И бог, людей ревнуя, запретил,
Чтобы душа слилась с чужой душою.
Я ухожу, склоняясь пред судьбою,
Лишь оттого, что слишком я люблю.
Заветное сбылось
Заветное сбылось. Я одинок,
Переболел и дружбой и любовью.
Забыл — и рад забвенью, как здоровью,
И новым днем окрашен мой восток.
Заря! Заря! Проснувшийся поток
Мне голос шлет, подобный славословью.
Лазурь блестит нетронутою новью,
И солнце в ней — единственный цветок.
Сегодня праздник. Примиренный дух
Прощается с пережитой невзгодой.
Сегодня праздник. Просветленный дух
Встречается с постигнутой природой.
Сегодня праздник. Возрожденный дух
Венчается с небесною свободой.
Еще я не люблю
Еще я не люблю, — но, как восток зарею
Уже душа моя печалью занялась,
И предрассветною, стыдливою звездою
Надежда робко в ней зажглась.
Еще я не люблю, — но на тебя невольно,
С чего б ни начинал, свожу я разговор,
И сам не знаю я, отрадно мне иль больно
Встречать задумчивой твой взор.
Еще я не люблю, — но полный тайны сладкой,
Не так, как до сих пор, гляжу на божий свет.
Еще я не люблю, — но уж томлюсь загадкой:
Ты друг, полюбишь или нет?
Из поэмы «Песни о родине»
ПЕСНЬ ПЕРВАЯ
1
Не ждал меня корабль на лоне синих вод,
Не плакал горько паж любимый
И верный пес не выл пред замком, у ворот,
Когда «прости» стране родимой
Печально я шептал. Висело над землей
Туманов серых покрывало.
То было вешним днем, и с неба дождик злой
Чуть моросил бездушно-вяло.
Я засмеялся вслух, припомнив, что весной
Зовем мы этот ад суровый.
Весна, весна!.. Увы, в моей стране родной
Звучит насмешкой это слово.
Весна!.. Но нет весны в отчизне у меня
Ни у людей, ни у природы.
И, глядя на тоску рыдающего дня,
Невольно детства вспомнишь годы…
2
Я у окна стоял… Кругом сгущалась тьма,
И под покровом тьмы кромешной,
Как люди, мрачные, тянулися дома,
Как тени, люди шли поспешно.
Я думал: вот прошло пять лет, пять лучших лет,
В пылу надежд, в чаду сомнений.
Но где священный прах, где в сердце тайный след
От тех восторгов и томлений?
С отчизной отчего проститься мне не жаль
B отчего поля чужбины,
Как прежде, не влекут в таинственную даль?
Увы, дрожащий лист осины
Сильнее прикреплен к родной земле, чем я;
Я — лист, оторванный грозою.
И я ль один?.. Вас всех, товарищи-друзья,
Сорвало бурею одною.
Кто скажет: почему?

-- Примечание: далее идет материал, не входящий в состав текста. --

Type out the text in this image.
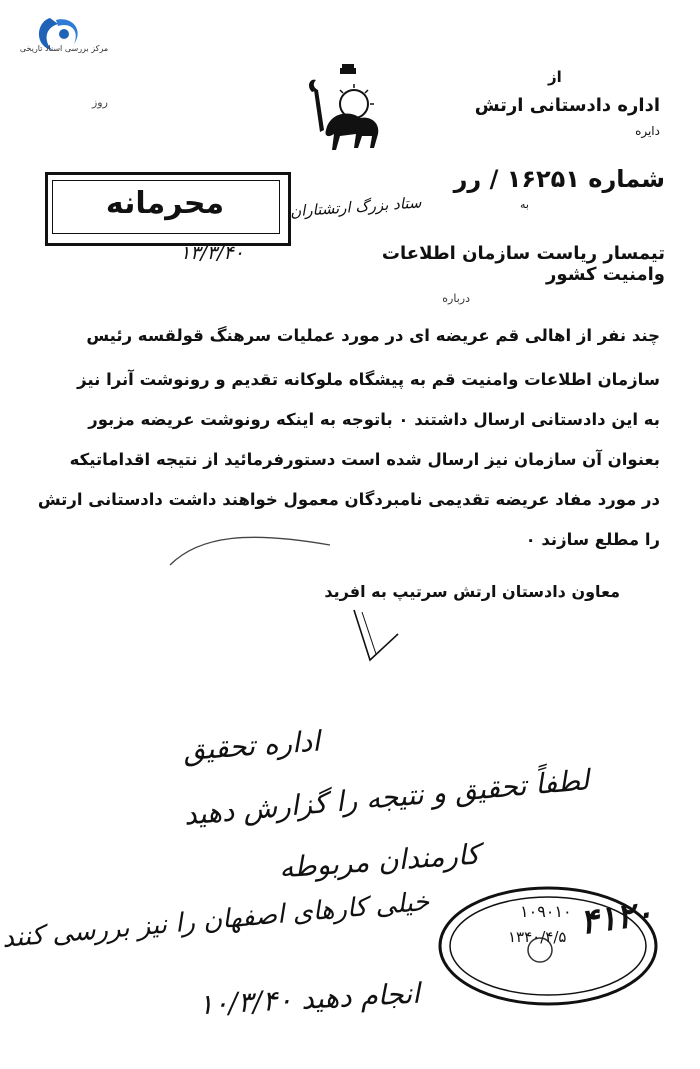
مرکز بررسی اسناد تاریخی
از
اداره دادستانی ارتش
دایره
شماره ۱۶۲۵۱ / رر
به
روز
محرمانه	ستاد بزرگ ارتشتاران
۱۳/۳/۴۰	تیمسار ریاست سازمان اطلاعات وامنیت کشور
درباره
چند نفر از اهالی قم عریضه ای در مورد عملیات سرهنگ قولقسه رئیس
سازمان اطلاعات وامنیت قم به پیشگاه ملوکانه تقدیم و رونوشت آنرا نیز
به این دادستانی ارسال داشتند ٠ باتوجه به اینکه رونوشت عریضه مزبور
بعنوان آن سازمان نیز ارسال شده است دستورفرمائید از نتیجه اقداماتیکه
در مورد مفاد عریضه تقدیمی نامبردگان معمول خواهند داشت دادستانی ارتش
را مطلع سازند ٠
معاون دادستان ارتش سرتیپ به افرید
اداره تحقیق
لطفاً تحقیق و نتیجه را گزارش دهید
کارمندان مربوطه
خیلی کارهای اصفهان را نیز بررسی کنند
انجام دهید ۱۰/۳/۴۰
۱۰۹۰۱۰
۱۳۴۰/۴/۵ ۴۱۲۰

Мы ль не громили ложь,
Мы ль жертв не жаждали?.. Нет края,
Такого в мире нет угла, где б молодежь,
Все блага жизни презирая,
Так честно, как у нас, так рано обрекла
Себя служенью правде строгой.
Жизнь чуть ли не детьми нас прямо повела
Тернистой подвигов дорогой.
Нам сжал впервые грудь не женских ласк восторг,
Не сладкий трепет страсти новой,
И первую слезу из детских глаз исторг
Не взгляд красавицы суровой.
Над скорбной родиной скорбевшие уста
Шептали первые признанья;
Над прахом дорогим товарища-бойца
Звучали первые рыданья.
Взамен беспечных слов беседы молодой
Мы совесть раскрывали нашу;
Взамен хмельной струи из чаши круговой
Мы испытаний пили чашу.
И что же? Где плоды всех подвигов? Кого
Наш пламень грел, кому он светит?
Нет нас честней и нет злосчастней никого.
Но почему? О, кто ответит?!
3
Напрасно над тобой, родимая страна,
Промчался правды светлый гений.
Напрасно сеял он живые семена
Высоких дум, святых стремлений.
Напрасно он сердца дремавшие будил,
Росой надежды окропляя.
Напрасно молодость на зло он ополчил
И в битву вел, благословляя.
Вослед за гением желанным над тобой
Другой промчался мрачный гений.
Как вихорь, посланный завистливой судьбой,
Он всё губил в своем стремленьи;
И там, где падали живые семена,
Кропил он мертвою водою;
И там, где молодость цвела, надежд полна,
Чертил он гроб своей клюкою;
И там, где слышалась благословенья речь,
Шептал проклятья он сурово,
Чтоб кровь бесцельная багрила братский меч,
Чтобы бесплодно было слово.
Сбылись проклятия! Порывы и мечты
Изъела ржавчина бессилья;
Тоскливо жаждет грудь добра и красоты;
Не поднимая, бьются крылья.
4
О, в этот грустный час, когда прощальный взгляд
На край родимый я бросаю,
Когда и слов, и дел, и лиц нестройный ряд
Тревожной мыслью воскрешаю, —
Какая скорбь и желчь мне заливают грудь!
Как страшно вдруг обнять мечтою,
Что видел я в пять лет и что, сбираясь в путь,
Я покидаю за собою. . . . . . . . .
. . . . . . . . . . . . . . . . . . . . . .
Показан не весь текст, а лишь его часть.